Mu-opioid component of the ethylketocyclazocine (EKC) discriminative stimulus in the rat

The opioid receptor selectivity of the EKC discriminative stimulus was characterized in Fischer rats trained to discriminate 0.3 mg/kg EKC (SC) from saline in a twochoice discrete-trial avoidance paradigm. The putative kappa-opioid receptor agonists EKC and U50,488H completely generalized with the EKC aue at doses of 0.3 and 10 mg/kg, respectively. The putative mu-opioid receptor agonists morphine (M) and fentanyl also dose-dependently generalized with the EKC stimulus. The generalization of M with EKC was not symmetrical, EKC and U50,488H produced little or no M-appropriate responding in rats trained to discriminate 3.0 mg/kg M (SC) from saline. This generalization pattern may reflect a lack of opioid receptor selectivity of the EKC stimulus.

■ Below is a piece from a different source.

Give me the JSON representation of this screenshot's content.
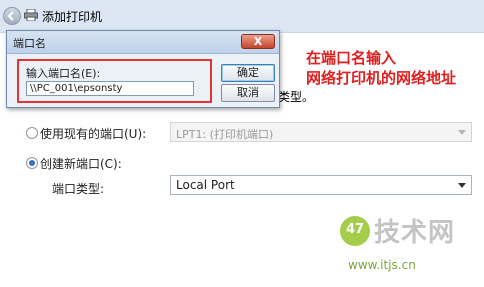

However, distinct muopioid and kappa-opioid components of the EKC cue could be identified using graded doses of naloxone in EKC-trained rats. The discriminative effects of morphine and fentanyl were blocked completely by doses of 0.1–1.0 mg/kg naloxone, whereas doses of naloxone 3–10 times greater were necessary to block the discriminative effects of EKC and U50,488H. These results suggest that EKC produces a complex discriminative stimulus with mu-opiod and kappa-opioid components that can be separated using antagonists such as naloxone.